Nous allons parler des caractères du droit public sous les empereurs païens, d'abord, et ensuite de l'influence générale des principes du Christianisme sur le droit public.

SECTION Ire.

CARACTÈRES DU DROIT PUBLIC SOUS LES EMPEREURS PAÏENS.

Sous le règne d'Auguste et de ses successeurs, la société romaine, on pourrait presque dire la société humaine tout entière, puisque Rome gouvernait le monde, se trouve placée dans des conditions particulières et toutes nouvelles qui méritent de fixer notre attention. Ce peuple si jaloux de sa liberté sous la république, auquel l'apparence même du despotisme portait ombrage, accepte maintenant sans murmurer le joug dela servitude que lui imposent des princes dont le règne a été souvent marqué, par l'histoire, d'une flétrissure indélébile.

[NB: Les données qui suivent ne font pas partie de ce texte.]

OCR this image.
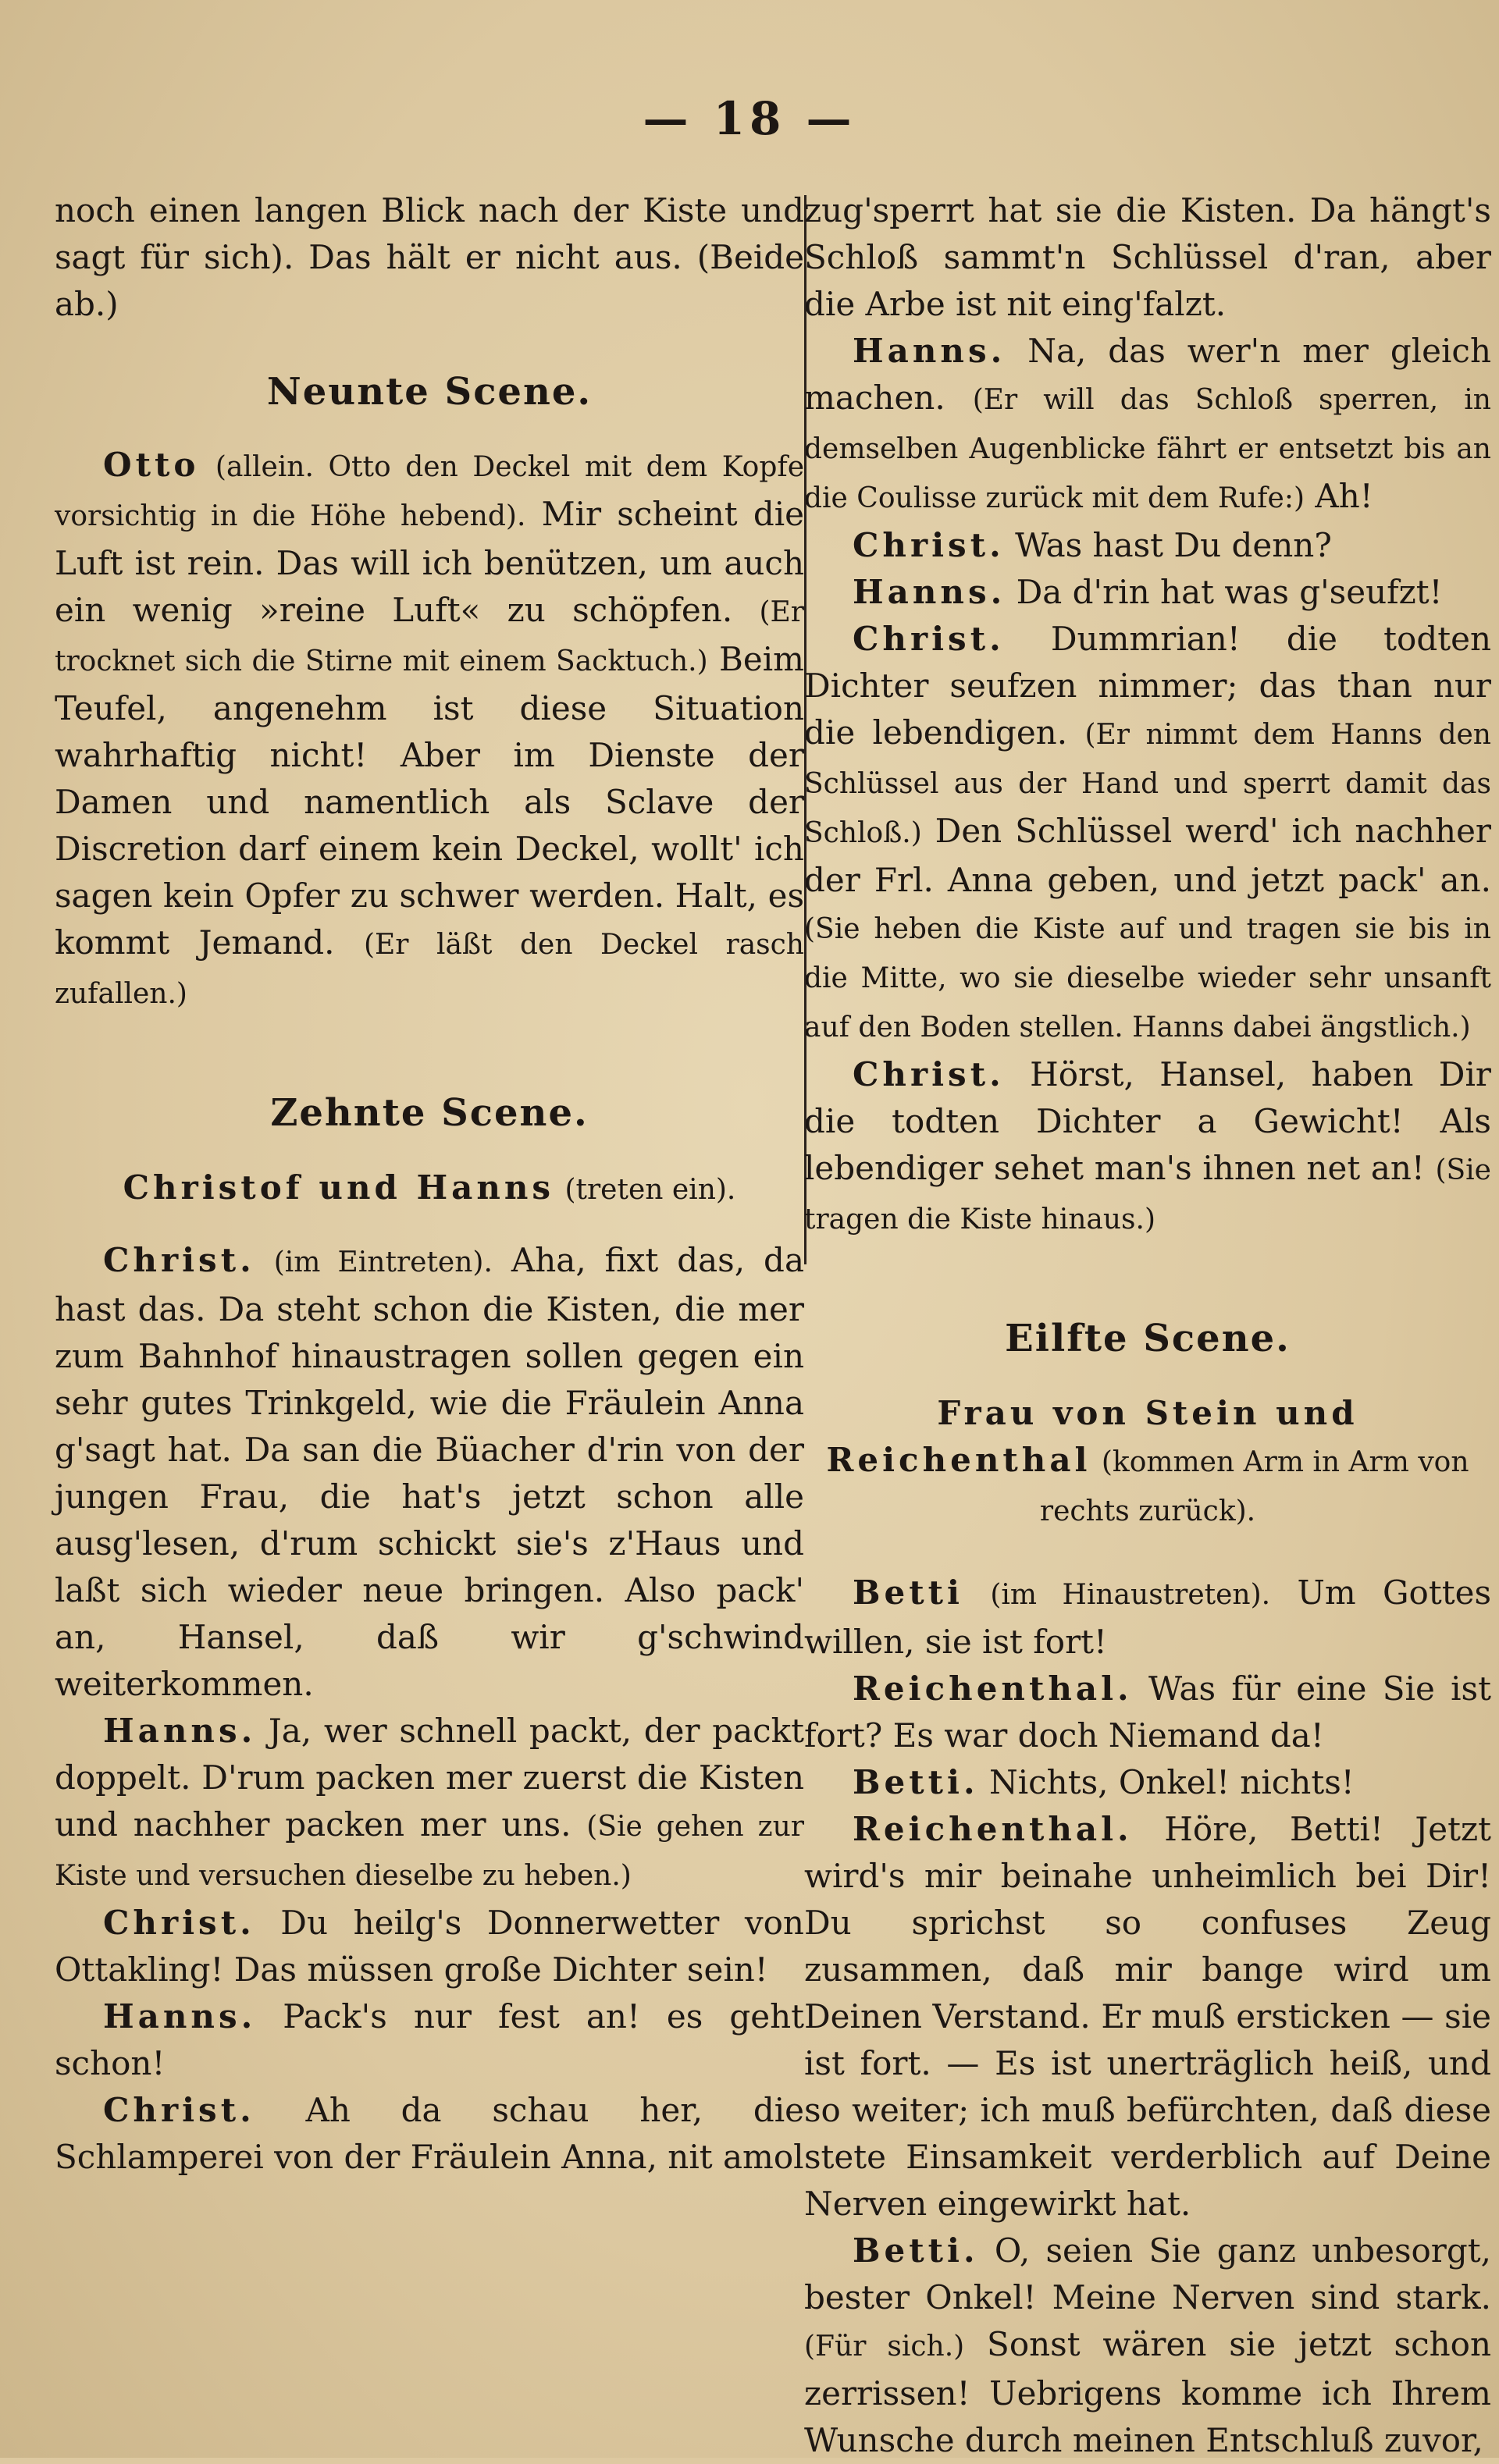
— 18 —

noch einen langen Blick nach der Kiste und sagt für sich). Das hält er nicht aus. (Beide ab.)

Neunte Scene.

Otto (allein. Otto den Deckel mit dem Kopfe vorsichtig in die Höhe hebend). Mir scheint die Luft ist rein. Das will ich benützen, um auch ein wenig »reine Luft« zu schöpfen. (Er trocknet sich die Stirne mit einem Sacktuch.) Beim Teufel, angenehm ist diese Situation wahrhaftig nicht! Aber im Dienste der Damen und namentlich als Sclave der Discretion darf einem kein Deckel, wollt' ich sagen kein Opfer zu schwer werden. Halt, es kommt Jemand. (Er läßt den Deckel rasch zufallen.)

Zehnte Scene.

Christof und Hanns (treten ein).

Christ. (im Eintreten). Aha, fixt das, da hast das. Da steht schon die Kisten, die mer zum Bahnhof hinaustragen sollen gegen ein sehr gutes Trinkgeld, wie die Fräulein Anna g'sagt hat. Da san die Büacher d'rin von der jungen Frau, die hat's jetzt schon alle ausg'lesen, d'rum schickt sie's z'Haus und laßt sich wieder neue bringen. Also pack' an, Hansel, daß wir g'schwind weiterkommen.

Hanns. Ja, wer schnell packt, der packt doppelt. D'rum packen mer zuerst die Kisten und nachher packen mer uns. (Sie gehen zur Kiste und versuchen dieselbe zu heben.)

Christ. Du heilg's Donnerwetter von Ottakling! Das müssen große Dichter sein!

Hanns. Pack's nur fest an! es geht schon!

Christ. Ah da schau her, die Schlamperei von der Fräulein Anna, nit amol

zug'sperrt hat sie die Kisten. Da hängt's Schloß sammt'n Schlüssel d'ran, aber die Arbe ist nit eing'falzt.

Hanns. Na, das wer'n mer gleich machen. (Er will das Schloß sperren, in demselben Augenblicke fährt er entsetzt bis an die Coulisse zurück mit dem Rufe:) Ah!

Christ. Was hast Du denn?

Hanns. Da d'rin hat was g'seufzt!

Christ. Dummrian! die todten Dichter seufzen nimmer; das than nur die lebendigen. (Er nimmt dem Hanns den Schlüssel aus der Hand und sperrt damit das Schloß.) Den Schlüssel werd' ich nachher der Frl. Anna geben, und jetzt pack' an. (Sie heben die Kiste auf und tragen sie bis in die Mitte, wo sie dieselbe wieder sehr unsanft auf den Boden stellen. Hanns dabei ängstlich.)

Christ. Hörst, Hansel, haben Dir die todten Dichter a Gewicht! Als lebendiger sehet man's ihnen net an! (Sie tragen die Kiste hinaus.)

Eilfte Scene.

Frau von Stein und Reichenthal (kommen Arm in Arm von rechts zurück).

Betti (im Hinaustreten). Um Gottes willen, sie ist fort!

Reichenthal. Was für eine Sie ist fort? Es war doch Niemand da!

Betti. Nichts, Onkel! nichts!

Reichenthal. Höre, Betti! Jetzt wird's mir beinahe unheimlich bei Dir! Du sprichst so confuses Zeug zusammen, daß mir bange wird um Deinen Verstand. Er muß ersticken — sie ist fort. — Es ist unerträglich heiß, und so weiter; ich muß befürchten, daß diese stete Einsamkeit verderblich auf Deine Nerven eingewirkt hat.

Betti. O, seien Sie ganz unbesorgt, bester Onkel! Meine Nerven sind stark. (Für sich.) Sonst wären sie jetzt schon zerrissen! Uebrigens komme ich Ihrem Wunsche durch meinen Entschluß zuvor,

Le caractère du droit public se résume dans ces deux mots, prépondérance exclusive et despotique de Rome sur le monde

entier; et, au sommet du gouvernement, usurpation de tous les droits civils et politiques par un maître absolu, dont la seule volonté dispense toutes les faveurs et règle tous les droits des sujets, soumis au, joug le plus humiliant. Jamais système d'administration plus immoral n'a pesé sur la société; ce qui rendait encore ce joug plus lourd, c'était la réunion de tous les pouvoirs dans une seule main; l'empereur exerçait à la fois le pouvoir civil et le pouvoir religieux, le pouvoir militaire et le pouvoir judiciaire ; sa volonté devenait la loi suprême, et les ordres, partant du Capitole, étaient exécutés aux quatre coins du monde; l'obéissance était passive; le pouvoir impérial s'était affranchi de toute règle et de tout frein; il était illimité.

Cette organisation, résultat de la conquête, qui courbait tous les peuples sous une volonté unique, renfermait un vice radical; il y avait sans doute unité dans le gouvernement, mais unité de despotisme qui pesait du sommet à la base, de l'empereur au dernier proconsul; mais Rome étant gouvernée par des empereurs dont le pouvoir était souvent voué au mépris public, il suffisait, pour bouleverser la société et changer le système du gouvernement, que l'ambition d'un général ou le mécontentement des soldats se portât contre la vie du maître à un attentat couronné de succès; c'est pour cette raison que, pendant une période de trois siècles, on ne découvre aucune institution vraiment féconde; les tentatives de réforme commencées aujourd'hui, étaient abandonnées demain; la révolution, durant ce long espace de temps, fut en permanence; et le peuple romain, façonné à la servitude, applaudissait à tous les changements; il lui fallait un maître ; son nom, ses titres, ses qualités ou ses défauts, lui étaient choses indifférentes.

Pendant cette période, l'autorité du sénat et celle du peuple disparurent presque entièrement;il n'en restait plus que de vains simulacres, vestigia morientis libertatis, comme dit Tacite. Le

sénat n'était point assez fort pour résister au despotisme, et le peuple, trompé si souvent dans ses espérances, finit par se résigner, acceptant, en échange de sa souveraineté, du pain et des jeux, Panem et circenses! C'est de cette époque que la décadence de Rome et de l'Italie commence à faire de rapides progrès.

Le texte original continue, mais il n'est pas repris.